お尻を叩かれながら、ドリル二本で犯されて。
犬なんだから腰を振れと言われて…ッ!」

「じゃあ、自分で腰を振りながら、ドリル2本で犯されたのかい?」

「は、い…ッ…、アナルを、喜んで引っ掻き回されるのが、犬の役割だと…。
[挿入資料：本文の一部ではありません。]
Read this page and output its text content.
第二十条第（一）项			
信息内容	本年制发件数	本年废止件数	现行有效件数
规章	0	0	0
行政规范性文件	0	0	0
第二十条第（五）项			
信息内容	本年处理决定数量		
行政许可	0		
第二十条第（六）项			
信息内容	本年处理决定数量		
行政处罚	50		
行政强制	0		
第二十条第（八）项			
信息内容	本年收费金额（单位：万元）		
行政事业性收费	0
従うしか、なくて…、
穴をドリルで犯されながら、沢山、腰を振ったのに、…けれど許してもらえなくて…!」

ズボンの裾を掴んで教官を見上げたまま、ぽろぽろと涙を流すキース。

「―――― 粗相のお詫びと、手を煩わせた償いに、全員分の性器を穴で慰めろと…!」


ひくんとキースの体が震え、そのまま床にしなだれ落ちる。
蹲って泣く彼は、そうして無意味に穴を虐待され、男達に犯され続けたのだろう。

本来ならば、ここで彼をいたわってやるのが筋なのだろうが・・・



―――――― 悲しいほどに、彼は奴隷だ。



「――――・・・キース? 君は優秀だ。美しく きれいで、そして賢い。」


そっと彼の艶やかな黒髪を撫でる。
やさしい動きに、キースはひくりとかすかに震えて。



「――――――・・・今度は私のクラスで穴奉仕、してくれるね?」




絶望に目を見開く彼も、やはり可愛らしく愛しいと教官は思った。